“Going Global” and FDI Inflows in China: “One Belt & One Road” Initiative as a Quasi- Natural Experiment
29 Apr., 2019  |  Source:The World Economy  |  Hits:2406

Luo Changyuan:Institute of World Economy, Fudan University, Shanghai, China;

                                         Shanghai Institute of International Finance and Economics, Shanghai, China .

Chai Qingyuan:Department of Economics, Fudan University, Shanghai, China

Chen Huiyao    :Department of Economics, Fudan University, Shanghai, China

 

Abstract:This paper investigates the impact of “One Belt & One Road” as an exogenous policy shock on the utilisation of foreign capital in China in the short term. Based on provincial panel data for the years 2003–15, the empirical study is conducted with difference‐in‐differences design. The first difference is whether a province is an OBOR province, and the second is whether “One Belt & One Road” initiative has been proposed. The empirical results suggest the utilisation of foreign capital in OBOR provinces has decreased significantly compared to non‐OBOR provinces after the initiative has been proposed. The study has further shown that the OBOR construction not only means factor movements and projects but also stands for policy shock.
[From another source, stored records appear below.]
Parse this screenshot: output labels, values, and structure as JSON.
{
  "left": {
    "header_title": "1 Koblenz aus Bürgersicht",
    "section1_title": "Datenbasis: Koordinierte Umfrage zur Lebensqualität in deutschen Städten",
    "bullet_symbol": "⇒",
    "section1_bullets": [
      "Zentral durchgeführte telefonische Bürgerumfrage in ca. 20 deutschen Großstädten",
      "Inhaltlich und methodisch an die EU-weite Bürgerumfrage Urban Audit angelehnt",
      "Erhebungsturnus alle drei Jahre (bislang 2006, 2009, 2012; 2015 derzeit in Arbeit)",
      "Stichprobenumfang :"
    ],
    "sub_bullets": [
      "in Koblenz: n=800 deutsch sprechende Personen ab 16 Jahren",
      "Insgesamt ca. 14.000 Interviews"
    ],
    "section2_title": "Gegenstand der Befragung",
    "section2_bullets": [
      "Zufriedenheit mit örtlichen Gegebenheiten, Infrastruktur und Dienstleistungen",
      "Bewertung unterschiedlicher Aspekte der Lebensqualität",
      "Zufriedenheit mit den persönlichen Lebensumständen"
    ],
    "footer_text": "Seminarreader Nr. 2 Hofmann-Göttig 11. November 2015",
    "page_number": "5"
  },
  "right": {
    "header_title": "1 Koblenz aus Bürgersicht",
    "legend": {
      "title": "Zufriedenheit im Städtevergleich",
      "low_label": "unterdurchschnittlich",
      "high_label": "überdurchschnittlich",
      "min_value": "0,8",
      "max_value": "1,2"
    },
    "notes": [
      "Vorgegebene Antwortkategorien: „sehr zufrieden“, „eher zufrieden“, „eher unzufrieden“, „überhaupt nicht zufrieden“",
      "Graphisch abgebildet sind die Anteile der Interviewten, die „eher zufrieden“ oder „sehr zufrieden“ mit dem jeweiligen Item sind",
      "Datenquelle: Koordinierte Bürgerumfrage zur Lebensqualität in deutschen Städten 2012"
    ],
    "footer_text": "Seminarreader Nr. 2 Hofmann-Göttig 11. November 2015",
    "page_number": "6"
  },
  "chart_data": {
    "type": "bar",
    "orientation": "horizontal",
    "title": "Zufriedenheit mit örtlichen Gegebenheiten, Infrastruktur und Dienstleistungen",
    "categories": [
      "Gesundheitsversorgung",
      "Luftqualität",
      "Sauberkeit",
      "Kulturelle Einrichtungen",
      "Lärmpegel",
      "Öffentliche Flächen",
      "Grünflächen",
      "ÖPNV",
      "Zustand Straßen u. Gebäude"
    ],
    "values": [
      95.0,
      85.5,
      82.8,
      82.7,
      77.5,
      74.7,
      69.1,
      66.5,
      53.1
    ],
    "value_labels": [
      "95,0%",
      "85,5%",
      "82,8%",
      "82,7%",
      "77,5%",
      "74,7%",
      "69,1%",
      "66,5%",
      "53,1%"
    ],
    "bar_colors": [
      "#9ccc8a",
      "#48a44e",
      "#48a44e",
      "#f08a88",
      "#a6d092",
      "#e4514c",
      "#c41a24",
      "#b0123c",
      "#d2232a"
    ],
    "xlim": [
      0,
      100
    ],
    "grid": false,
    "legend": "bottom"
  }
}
Its impact on utilisation of foreign capital cannot be simply captured by the commonly quantifiable “going global” indicators, namely outward direct investment, overseas contracted projects or overseas labour services. The negative impact of the initiative on foreign capital utilisation is strongly reflected in the OBOR provinces with low levels of economic development, heavy fiscal burdens and high proportions of state‐owned economy. In the short term, the negative impact of the initiative on foreign capital utilisation may be due to its role in resource competition and signal delivering. The former means that the OBOR initiative may induce resource competition between “going global” and “bringing in,” and the latter suggests that this initiative is likely to be regarded as a “signal” by foreign investors that “going global,” not “bringing in,” has become the priority of the government.